Even within OceanGate, warnings from employees about safety appear to have been ignored or disregarded.

David Lochridge, OceanGate's former director of marine operations, said in a court filing that he was wrongfully terminated in 2018 for raising concerns about the safety and testing of the Titan. The case was settled out of court, and the terms weren't disclosed.

Another former employee, who spoke on the condition of anonymity, echoed Lochridge's concerns. That employee said that as contractors and employees raised red flags, Rush became defensive and dodged questions in staff meetings.

OceanGate hasn't responded to CNN's request to comment.

NASA meets MacGyver

In recent days, as search teams have scoured the ocean for signs of the Titan and its crew, some aspects of the vessel's design and on-board technology — such as the a videogame controller that the pilot uses to steer it — have raised eyebrows.

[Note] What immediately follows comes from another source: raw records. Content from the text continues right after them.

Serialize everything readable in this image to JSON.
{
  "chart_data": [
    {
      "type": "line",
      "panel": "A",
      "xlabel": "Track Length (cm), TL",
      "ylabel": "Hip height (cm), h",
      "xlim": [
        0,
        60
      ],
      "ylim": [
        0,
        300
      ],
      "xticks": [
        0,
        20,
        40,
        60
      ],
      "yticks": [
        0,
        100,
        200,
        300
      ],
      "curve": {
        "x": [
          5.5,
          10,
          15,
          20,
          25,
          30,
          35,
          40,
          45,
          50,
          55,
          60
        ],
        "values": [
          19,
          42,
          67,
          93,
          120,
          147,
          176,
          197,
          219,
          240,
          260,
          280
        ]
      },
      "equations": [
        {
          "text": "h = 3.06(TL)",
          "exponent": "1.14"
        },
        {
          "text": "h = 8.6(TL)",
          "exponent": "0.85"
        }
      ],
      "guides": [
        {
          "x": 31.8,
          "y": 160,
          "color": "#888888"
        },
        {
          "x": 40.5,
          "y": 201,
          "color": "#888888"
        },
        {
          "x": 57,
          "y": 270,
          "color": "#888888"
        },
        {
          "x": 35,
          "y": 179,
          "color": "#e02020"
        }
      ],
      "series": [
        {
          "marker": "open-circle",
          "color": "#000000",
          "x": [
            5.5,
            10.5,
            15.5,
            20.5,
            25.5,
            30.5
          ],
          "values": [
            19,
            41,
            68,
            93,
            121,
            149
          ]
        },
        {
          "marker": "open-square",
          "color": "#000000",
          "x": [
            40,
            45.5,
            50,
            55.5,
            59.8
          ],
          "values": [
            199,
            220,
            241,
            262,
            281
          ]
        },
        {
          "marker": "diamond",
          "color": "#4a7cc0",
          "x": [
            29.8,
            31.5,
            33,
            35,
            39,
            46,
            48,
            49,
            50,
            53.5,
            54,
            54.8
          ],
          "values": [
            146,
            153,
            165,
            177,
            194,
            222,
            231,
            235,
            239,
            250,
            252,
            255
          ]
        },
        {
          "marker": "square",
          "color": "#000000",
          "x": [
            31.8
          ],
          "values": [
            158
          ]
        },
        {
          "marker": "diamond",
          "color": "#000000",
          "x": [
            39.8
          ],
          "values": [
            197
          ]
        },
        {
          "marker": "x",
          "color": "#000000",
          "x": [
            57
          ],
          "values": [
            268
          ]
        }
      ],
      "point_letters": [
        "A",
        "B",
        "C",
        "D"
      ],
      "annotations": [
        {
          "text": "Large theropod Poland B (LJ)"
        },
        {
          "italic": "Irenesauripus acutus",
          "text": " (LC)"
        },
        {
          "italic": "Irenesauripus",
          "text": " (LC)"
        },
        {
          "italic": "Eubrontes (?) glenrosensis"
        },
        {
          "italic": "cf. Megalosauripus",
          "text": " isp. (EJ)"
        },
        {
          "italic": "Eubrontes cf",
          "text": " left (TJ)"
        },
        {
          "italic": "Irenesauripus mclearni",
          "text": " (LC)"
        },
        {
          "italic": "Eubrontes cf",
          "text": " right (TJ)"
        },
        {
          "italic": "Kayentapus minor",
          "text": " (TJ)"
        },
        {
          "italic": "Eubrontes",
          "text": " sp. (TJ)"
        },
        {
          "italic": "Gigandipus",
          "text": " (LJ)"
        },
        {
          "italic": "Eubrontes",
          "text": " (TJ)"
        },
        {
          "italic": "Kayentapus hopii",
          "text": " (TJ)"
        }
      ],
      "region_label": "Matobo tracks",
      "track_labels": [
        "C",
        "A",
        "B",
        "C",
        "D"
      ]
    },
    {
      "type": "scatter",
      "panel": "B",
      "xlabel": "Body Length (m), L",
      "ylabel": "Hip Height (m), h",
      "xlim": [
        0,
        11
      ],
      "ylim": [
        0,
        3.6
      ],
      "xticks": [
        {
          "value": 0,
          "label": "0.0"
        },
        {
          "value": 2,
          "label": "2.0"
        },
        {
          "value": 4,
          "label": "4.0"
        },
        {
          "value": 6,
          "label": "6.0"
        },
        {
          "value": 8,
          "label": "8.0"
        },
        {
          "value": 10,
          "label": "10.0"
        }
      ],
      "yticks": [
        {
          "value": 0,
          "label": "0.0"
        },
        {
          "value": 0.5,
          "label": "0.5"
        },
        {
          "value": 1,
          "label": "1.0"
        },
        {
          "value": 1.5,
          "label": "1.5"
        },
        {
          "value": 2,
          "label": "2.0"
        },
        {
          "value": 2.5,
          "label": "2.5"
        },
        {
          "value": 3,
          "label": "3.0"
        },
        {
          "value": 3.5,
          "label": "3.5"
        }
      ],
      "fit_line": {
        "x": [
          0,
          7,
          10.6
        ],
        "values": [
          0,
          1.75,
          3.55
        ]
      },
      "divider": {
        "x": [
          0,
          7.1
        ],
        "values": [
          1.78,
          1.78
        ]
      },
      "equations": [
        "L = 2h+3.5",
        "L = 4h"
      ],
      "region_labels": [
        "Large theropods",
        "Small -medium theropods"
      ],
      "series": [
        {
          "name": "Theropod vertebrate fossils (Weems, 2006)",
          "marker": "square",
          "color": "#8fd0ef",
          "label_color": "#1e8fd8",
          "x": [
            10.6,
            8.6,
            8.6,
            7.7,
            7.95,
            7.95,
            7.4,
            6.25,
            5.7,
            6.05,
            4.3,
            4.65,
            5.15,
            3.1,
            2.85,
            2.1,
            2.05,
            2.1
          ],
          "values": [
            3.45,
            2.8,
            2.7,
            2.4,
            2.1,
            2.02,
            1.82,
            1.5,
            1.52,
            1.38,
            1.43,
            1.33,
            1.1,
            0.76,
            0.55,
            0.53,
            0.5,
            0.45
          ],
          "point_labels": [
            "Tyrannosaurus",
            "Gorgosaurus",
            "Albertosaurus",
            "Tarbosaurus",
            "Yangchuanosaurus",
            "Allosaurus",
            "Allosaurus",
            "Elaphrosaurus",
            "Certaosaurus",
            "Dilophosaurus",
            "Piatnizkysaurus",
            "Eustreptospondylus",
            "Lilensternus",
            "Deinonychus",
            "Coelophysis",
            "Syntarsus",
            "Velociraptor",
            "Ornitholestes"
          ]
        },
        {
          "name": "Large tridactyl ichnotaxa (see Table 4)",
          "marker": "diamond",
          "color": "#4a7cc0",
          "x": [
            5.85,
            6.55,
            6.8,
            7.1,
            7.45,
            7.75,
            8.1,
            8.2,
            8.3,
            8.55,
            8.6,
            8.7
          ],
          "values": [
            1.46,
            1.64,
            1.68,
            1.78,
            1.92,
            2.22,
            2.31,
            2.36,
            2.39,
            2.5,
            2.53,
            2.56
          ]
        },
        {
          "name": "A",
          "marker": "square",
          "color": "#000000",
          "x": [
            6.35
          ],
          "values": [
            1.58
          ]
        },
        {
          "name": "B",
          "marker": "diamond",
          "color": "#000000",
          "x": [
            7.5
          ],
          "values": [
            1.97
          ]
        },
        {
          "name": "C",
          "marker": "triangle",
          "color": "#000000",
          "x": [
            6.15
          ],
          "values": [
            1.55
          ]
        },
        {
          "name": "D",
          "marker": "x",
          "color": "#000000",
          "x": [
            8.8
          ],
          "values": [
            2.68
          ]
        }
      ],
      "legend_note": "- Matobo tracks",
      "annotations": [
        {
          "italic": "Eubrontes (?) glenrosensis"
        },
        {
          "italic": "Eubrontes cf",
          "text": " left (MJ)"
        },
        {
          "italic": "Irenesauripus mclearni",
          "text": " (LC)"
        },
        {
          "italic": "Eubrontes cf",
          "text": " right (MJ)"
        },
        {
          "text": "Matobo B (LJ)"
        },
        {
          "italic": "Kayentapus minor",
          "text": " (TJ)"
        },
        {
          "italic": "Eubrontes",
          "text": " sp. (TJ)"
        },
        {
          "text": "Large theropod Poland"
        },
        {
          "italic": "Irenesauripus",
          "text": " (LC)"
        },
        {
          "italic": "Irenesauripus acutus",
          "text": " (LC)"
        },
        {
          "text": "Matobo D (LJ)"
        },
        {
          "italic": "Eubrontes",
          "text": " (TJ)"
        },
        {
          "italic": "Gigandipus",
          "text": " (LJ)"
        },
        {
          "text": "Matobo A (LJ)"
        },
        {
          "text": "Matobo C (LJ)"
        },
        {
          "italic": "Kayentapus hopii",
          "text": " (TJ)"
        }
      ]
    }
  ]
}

When CBS correspondent David Pogue took a trip on the Titan last year, he reported that communications broke down and the sub was lost at sea for more than two hours. He also asked Rush about what the vessel's "MacGyvery" components — like the plastic PlayStation controller that controls the steering, and LED lights that Rush bought from an RV retailer.

Rush pushed back against Pogue's description in that interview, arguing that some elements could be less sophisticated as long as the key parts, like the pressure vessel, is sound. Rush said the pressure vessel had been built in coordination with Boeing, NASA and the University of Washington. Once you're certain that the pressure vessel is not going to collapse on everybody, he said, "everything else can fail."

"It doesn't matter. Your thrusters can go. Your lights can go. All these things can fail. You're still going to be safe. And so, that allows you to do what you call MacGyver stuff," he said.

Pogue, in an interview with USA Today on Wednesday, recalled his impressions of the Titan. "Some of the ballasts are old, rusty construction pipes. There were certain things that looked like cut corners."

'The deep sick'

Extreme tourism is a lucrative, high-risk industry. And it's only growing. With enough money, tourists can summit Everest, take a rocket to space, run multi-day ultramarthons catered by Michelin-rated chefs, or plumb the oceans depths that have largely been off-limits for humankind.

"What I've seen with the ultra-rich — money is no object when it comes to experiences," said Nick D'Annunzio, the owner of public relations firm TARA, Ink. "They want something they they'll never forget."

In that respect, Rush shares something in common with his clients. In his interview with Smithsonian in 2019, he relayed his almost-spiritual attraction to the deep sea. He called it "the deep disease."

"I went to 75 feet. I saw cool stuff. I went 100 feet and saw more cool stuff. And I was like, 'Wow, what's it gonna be like at the end of this thing?'"

— CNN's Celina Tebor and Sam Delouya contributed to this article.